Lakota de Kai have been puttering around for a few a years with a couple EP’s up until this point that have shown some great promise. The young band hit hard from the beginning with a sound incorporating Every Time I Die and the Chariot-style furious riffs, emotive twinkly emo bits and vocals that recalled MI post hardcore band Victor! Fix the Sun, and generally sounding like La Dispute with more balls.
This mishmash blended together well but stumbled in the songwriting area at times on the first EP "smoke Signals," and the flat production didn’t help matters much on second ep 'Heavy Teeth.' On 'Big Dad Wolf,' LDK hit their stride with eight polished songs that have the production to back their sharp and abrasive sound up.
Hardcore riffs make up the backbone of the album while the vocals jump from spoken word to furious screaming, and often both, on a whim. They take the forefront and are very… animated.
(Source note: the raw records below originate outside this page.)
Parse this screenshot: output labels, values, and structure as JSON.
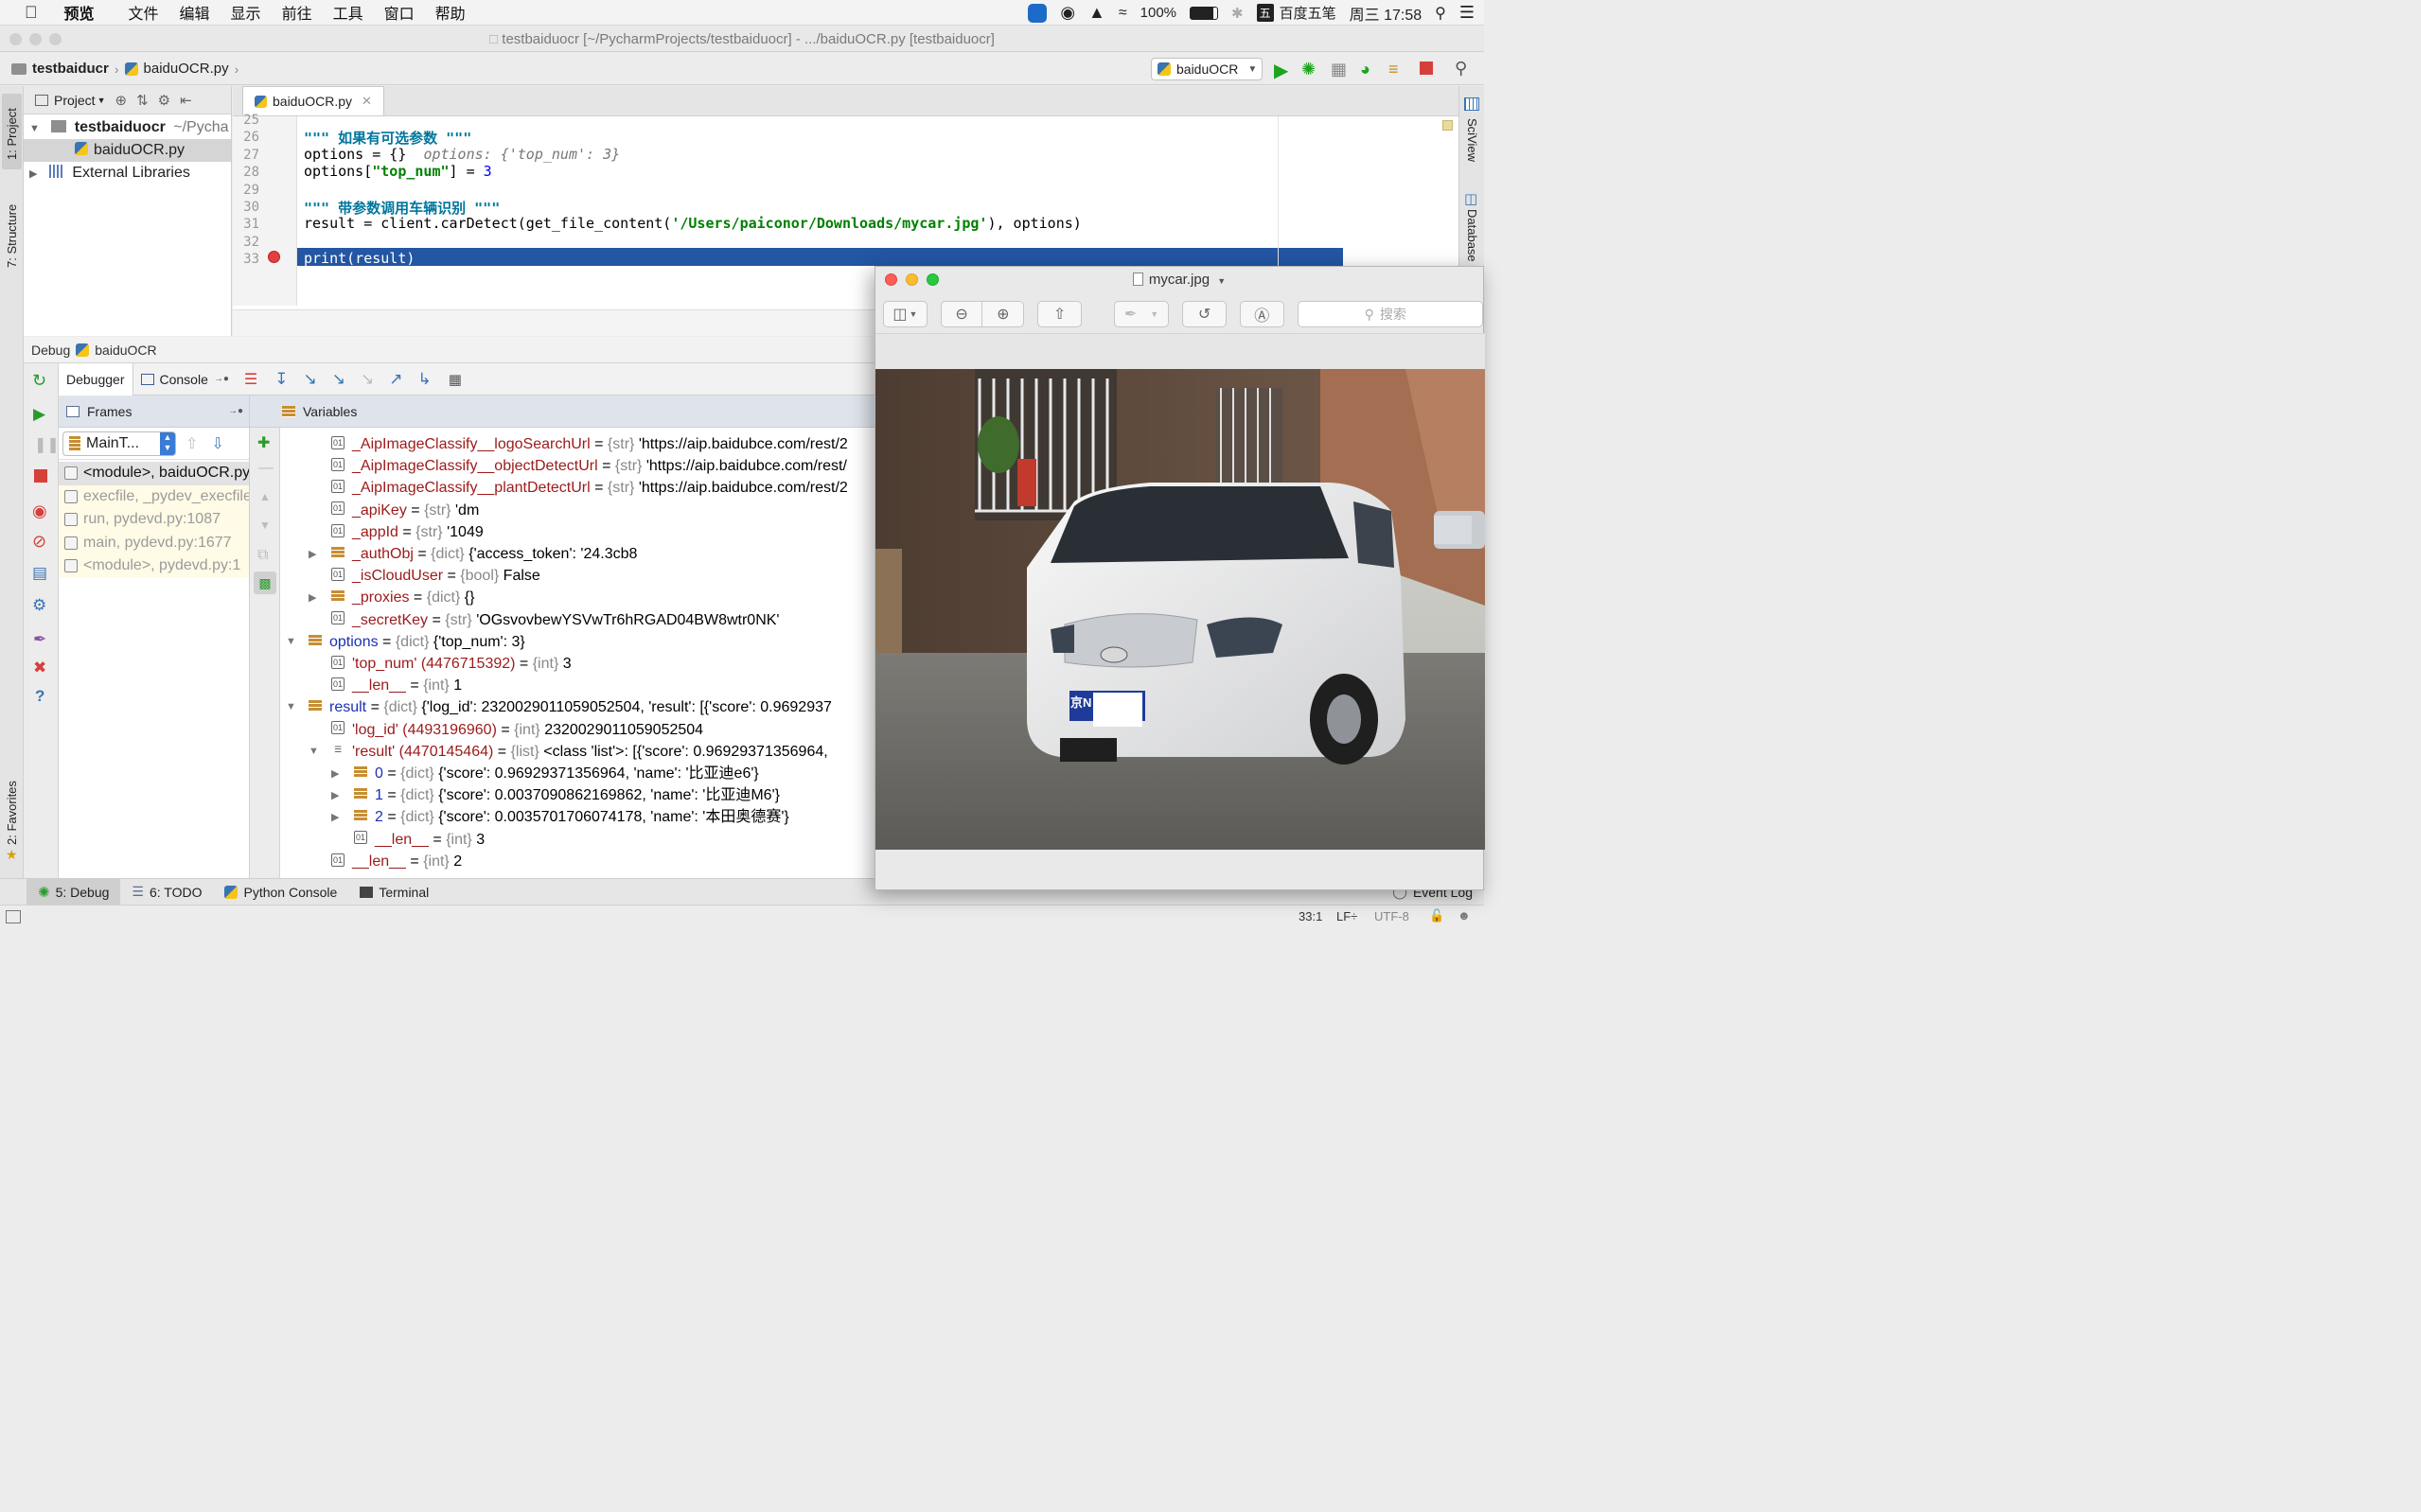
{
  "menubar": {
    "app": "预览",
    "items": [
      "文件",
      "编辑",
      "显示",
      "前往",
      "工具",
      "窗口",
      "帮助"
    ],
    "battery": "100%",
    "ime": "百度五笔",
    "ime_badge": "五",
    "clock": "周三 17:58"
  },
  "window": {
    "title": "testbaiduocr [~/PycharmProjects/testbaiduocr] - .../baiduOCR.py [testbaiduocr]"
  },
  "nav": {
    "crumb1": "testbaiducr",
    "crumb2": "baiduOCR.py",
    "run_config": "baiduOCR"
  },
  "left_tabs": {
    "project": "1: Project",
    "structure": "7: Structure",
    "favorites": "2: Favorites"
  },
  "right_tabs": {
    "sciview": "SciView",
    "database": "Database"
  },
  "project": {
    "header": "Project",
    "root": "testbaiduocr",
    "root_path": "~/Pycha",
    "file": "baiduOCR.py",
    "ext": "External Libraries"
  },
  "editor": {
    "tab": "baiduOCR.py",
    "lines": [
      {
        "n": "25",
        "code": ""
      },
      {
        "n": "26",
        "doc": "\"\"\" 如果有可选参数 \"\"\""
      },
      {
        "n": "27",
        "pre": "options = {}  ",
        "hint": "options: {'top_num': 3}"
      },
      {
        "n": "28",
        "pre": "options[",
        "s": "\"top_num\"",
        "mid": "] = ",
        "num": "3"
      },
      {
        "n": "29",
        "code": ""
      },
      {
        "n": "30",
        "doc": "\"\"\" 带参数调用车辆识别 \"\"\""
      },
      {
        "n": "31",
        "pre": "result = client.carDetect(get_file_content(",
        "s": "'/Users/paiconor/Downloads/mycar.jpg'",
        "mid": "), options)"
      },
      {
        "n": "32",
        "code": ""
      },
      {
        "n": "33",
        "code": "print(result)"
      }
    ]
  },
  "debug": {
    "title": "Debug",
    "config": "baiduOCR",
    "tab_debugger": "Debugger",
    "tab_console": "Console",
    "frames_label": "Frames",
    "variables_label": "Variables",
    "thread": "MainT...",
    "frames": [
      "<module>, baiduOCR.py",
      "execfile, _pydev_execfile",
      "run, pydevd.py:1087",
      "main, pydevd.py:1677",
      "<module>, pydevd.py:1"
    ],
    "vars": [
      {
        "name": "_AipImageClassify__logoSearchUrl",
        "type": "{str}",
        "val": "'https://aip.baidubce.com/rest/2"
      },
      {
        "name": "_AipImageClassify__objectDetectUrl",
        "type": "{str}",
        "val": "'https://aip.baidubce.com/rest/"
      },
      {
        "name": "_AipImageClassify__plantDetectUrl",
        "type": "{str}",
        "val": "'https://aip.baidubce.com/rest/2"
      },
      {
        "name": "_apiKey",
        "type": "{str}",
        "val": "'dm"
      },
      {
        "name": "_appId",
        "type": "{str}",
        "val": "'1049"
      },
      {
        "name": "_authObj",
        "type": "{dict}",
        "val": "{'access_token': '24.3cb8"
      },
      {
        "name": "_isCloudUser",
        "type": "{bool}",
        "val": "False"
      },
      {
        "name": "_proxies",
        "type": "{dict}",
        "val": "{}"
      },
      {
        "name": "_secretKey",
        "type": "{str}",
        "val": "'OGsvovbewYSVwTr6hRGAD04BW8wtr0NK'"
      },
      {
        "name": "options",
        "type": "{dict}",
        "val": "{'top_num': 3}"
      },
      {
        "name": "'top_num' (4476715392)",
        "type": "{int}",
        "val": "3"
      },
      {
        "name": "__len__",
        "type": "{int}",
        "val": "1"
      },
      {
        "name": "result",
        "type": "{dict}",
        "val": "{'log_id': 2320029011059052504, 'result': [{'score': 0.9692937"
      },
      {
        "name": "'log_id' (4493196960)",
        "type": "{int}",
        "val": "2320029011059052504"
      },
      {
        "name": "'result' (4470145464)",
        "type": "{list}",
        "val": "<class 'list'>: [{'score': 0.96929371356964,"
      },
      {
        "name": "0",
        "type": "{dict}",
        "val": "{'score': 0.96929371356964, 'name': '比亚迪e6'}"
      },
      {
        "name": "1",
        "type": "{dict}",
        "val": "{'score': 0.0037090862169862, 'name': '比亚迪M6'}"
      },
      {
        "name": "2",
        "type": "{dict}",
        "val": "{'score': 0.0035701706074178, 'name': '本田奥德赛'}"
      },
      {
        "name": "__len__",
        "type": "{int}",
        "val": "3"
      },
      {
        "name": "__len__",
        "type": "{int}",
        "val": "2"
      }
    ]
  },
  "bottom": {
    "debug": "5: Debug",
    "todo": "6: TODO",
    "pyconsole": "Python Console",
    "terminal": "Terminal",
    "eventlog": "Event Log"
  },
  "status": {
    "pos": "33:1",
    "lf": "LF÷",
    "enc": "UTF-8"
  },
  "preview": {
    "title": "mycar.jpg",
    "search": "搜索",
    "plate": "京N"
  }
}
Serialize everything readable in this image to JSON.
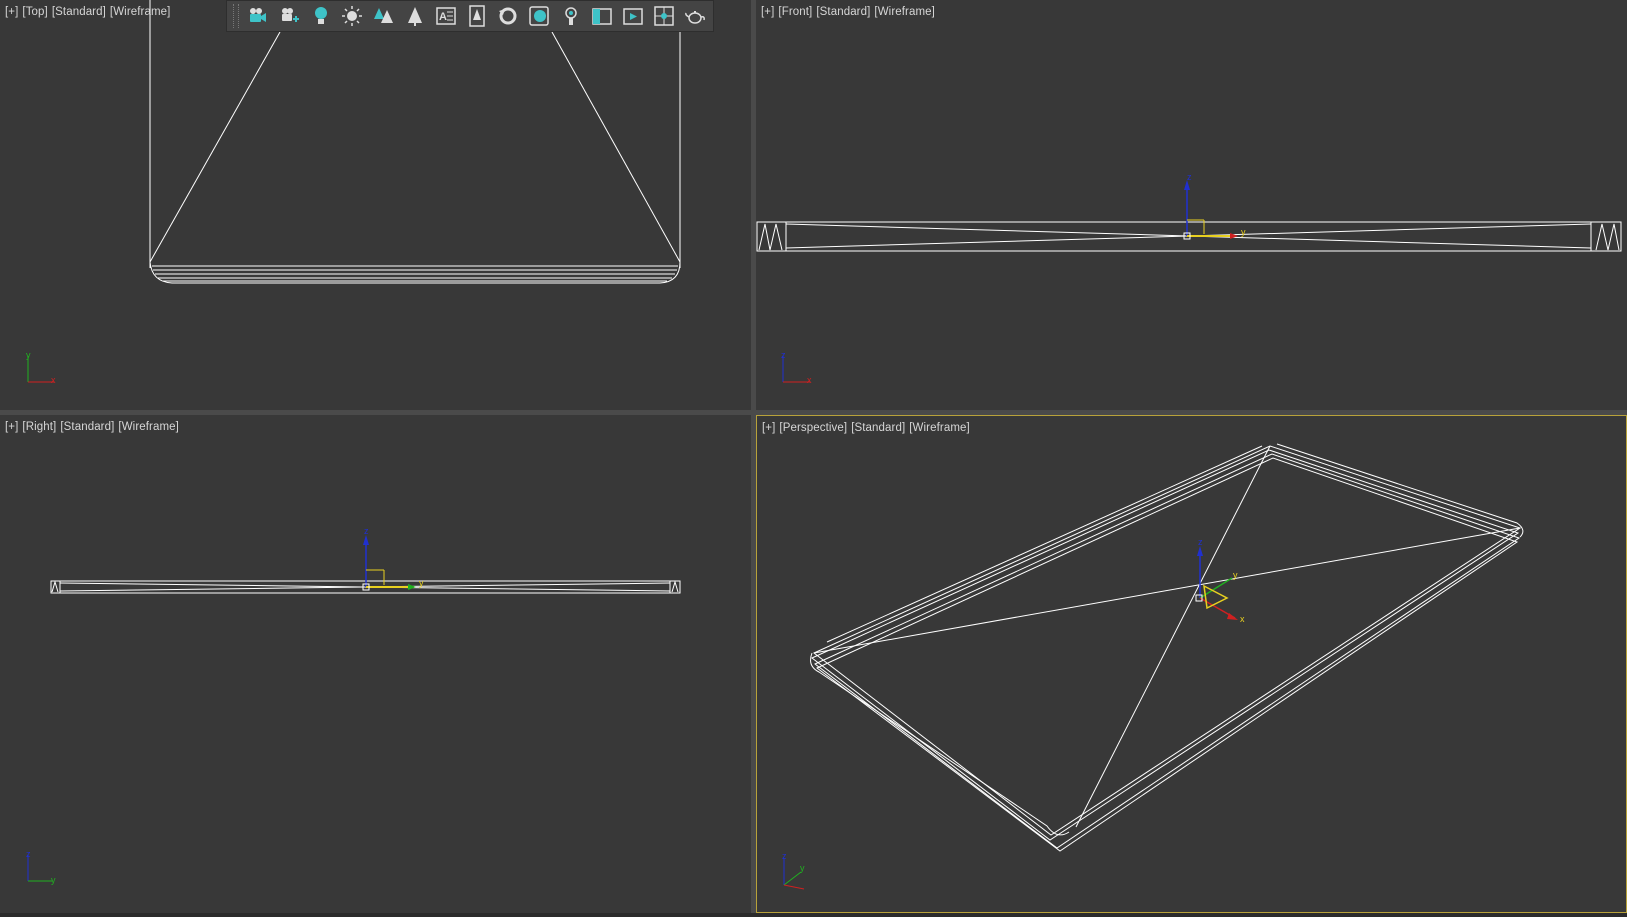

Whether you find the vocalist's very prominent southern drawl fitting of their sound or comical depends on how much cheese you can stand in your music.
The majority of the songs ebb and flow from quiet guitar noodling to furious southern metalcore passages building to almost post-rock like climaxes. The cues they take from seasoned bands are obvious, but LDK cuts out an impressive niche of their own sound-wise.The spoken word bits aren’t exactly brimming with lyricism that warrants the attention that the style draws to the sections, and the make the vocal delivery stand out more, but thankfully they are few and far between towards the tail end of the album on cuts “A Boy Named Sad” and “Hell in a Cell '98.”
The bulk of the album is lots of anger, some twinkly bits, and furious, dirty southern guitar barrages with some serious attitude. I maintain that this full length is indeed a continuation and refinement of their “La Dispute with balls and some ETID riffs,” and that is in no way a bad thing.